Three Phase Power Calculator
Calculate the real output power (kW) of a three-phase electrical system from line voltage, line current, power factor, and efficiency. Use it for motor sizing, generator selection, and load analysis.
About this calculator
Three-phase power systems deliver energy more efficiently than single-phase systems and are standard in industrial and commercial settings. Real output power depends on the connection type. For a wye (star) connection the formula is: P (kW) = V × I × PF × (η/100) / 1000, where V is line voltage and I is line current. For a delta connection an additional √3 factor applies because line current and phase current differ: P (kW) = √3 × V × I × PF × (η/100) / 1000. Power factor (PF) accounts for reactive loads (motors, transformers) that draw current out of phase with voltage. System efficiency η captures mechanical and electrical losses. Apparent power in kVA = √3 × V × I / 1000 for both configurations.
How to use
Example: delta-connected motor, line voltage 480 V, line current 20 A, power factor 0.85, efficiency 92%. Step 1 — connection factor for delta: √3 ≈ 1.732. Step 2 — multiply all terms: 1.732 × 480 × 20 × 0.85 × (92/100) = 1.732 × 480 × 20 × 0.85 × 0.92. Step 3 — compute: 1.732 × 480 = 831.4; × 20 = 16,627; × 0.85 = 14,133; × 0.92 = 13,002 W. Step 4 — convert to kW: 13,002 / 1000 ≈ 13.0 kW. The motor delivers approximately 13 kW of real output power.
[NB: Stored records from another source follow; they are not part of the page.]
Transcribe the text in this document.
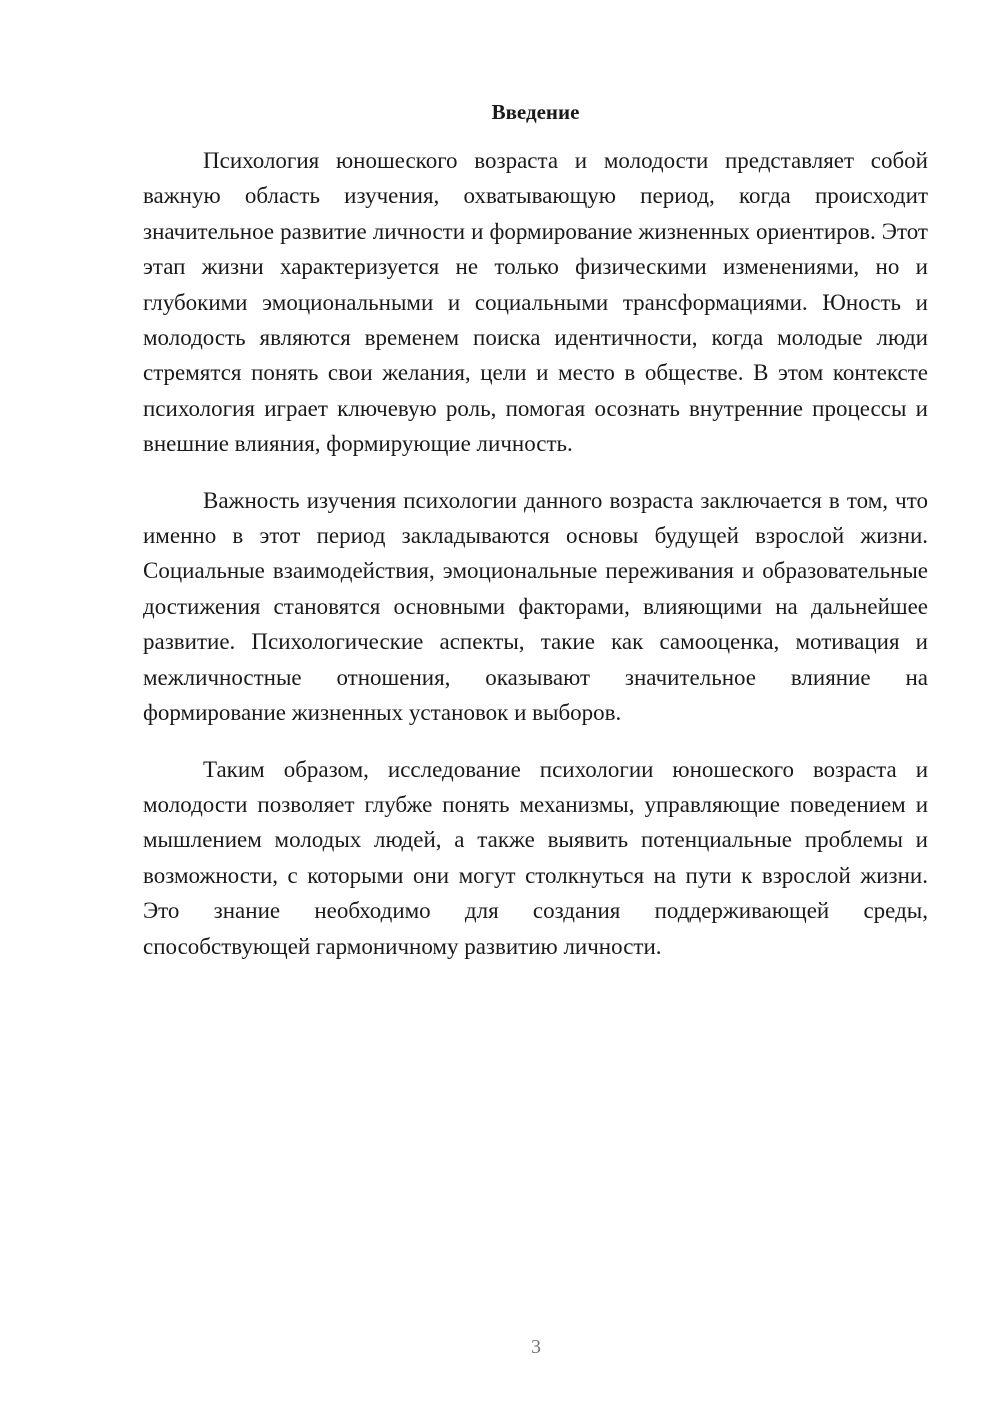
Введение

Психология юношеского возраста и молодости представляет собой важную область изучения, охватывающую период, когда происходит значительное развитие личности и формирование жизненных ориентиров. Этот этап жизни характеризуется не только физическими изменениями, но и глубокими эмоциональными и социальными трансформациями. Юность и молодость являются временем поиска идентичности, когда молодые люди стремятся понять свои желания, цели и место в обществе. В этом контексте психология играет ключевую роль, помогая осознать внутренние процессы и внешние влияния, формирующие личность.

Важность изучения психологии данного возраста заключается в том, что именно в этот период закладываются основы будущей взрослой жизни. Социальные взаимодействия, эмоциональные переживания и образовательные достижения становятся основными факторами, влияющими на дальнейшее развитие. Психологические аспекты, такие как самооценка, мотивация и межличностные отношения, оказывают значительное влияние на формирование жизненных установок и выборов.

Таким образом, исследование психологии юношеского возраста и молодости позволяет глубже понять механизмы, управляющие поведением и мышлением молодых людей, а также выявить потенциальные проблемы и возможности, с которыми они могут столкнуться на пути к взрослой жизни. Это знание необходимо для создания поддерживающей среды, способствующей гармоничному развитию личности.

3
Frequently asked questions
What is the difference between wye and delta connection in three-phase power calculations?
In a wye (star) connection, each phase connects between a line and a neutral point, so phase voltage equals line voltage divided by √3, and phase current equals line current. In a delta connection, each phase spans two lines directly, so phase voltage equals line voltage but line current equals phase current multiplied by √3. This √3 factor appears in the delta power formula. The choice of connection affects starting torque, insulation requirements, and how voltage imbalances propagate through the system.
How does power factor affect three-phase power consumption and electricity bills?
Power factor is the ratio of real power (kW) to apparent power (kVA). A low power factor means the system draws more current than the actual work requires, increasing losses in cables and transformers. Utilities often charge commercial customers a penalty for power factors below 0.9 or 0.95. Improving power factor with capacitor banks reduces reactive current, lowers energy losses, and can eliminate utility surcharges — often paying back the investment within months.
Why is three-phase power more efficient than single-phase for industrial applications?
Three-phase systems deliver power continuously through three overlapping voltage waveforms, producing smoother torque in motors and allowing smaller conductors to carry the same power compared to single-phase. For the same apparent power, a three-phase system uses about 75% of the conductor material of an equivalent single-phase system. Three-phase motors are also simpler, more reliable, and more efficient than single-phase motors of comparable size, making them the preferred choice for pumps, compressors, and CNC machinery.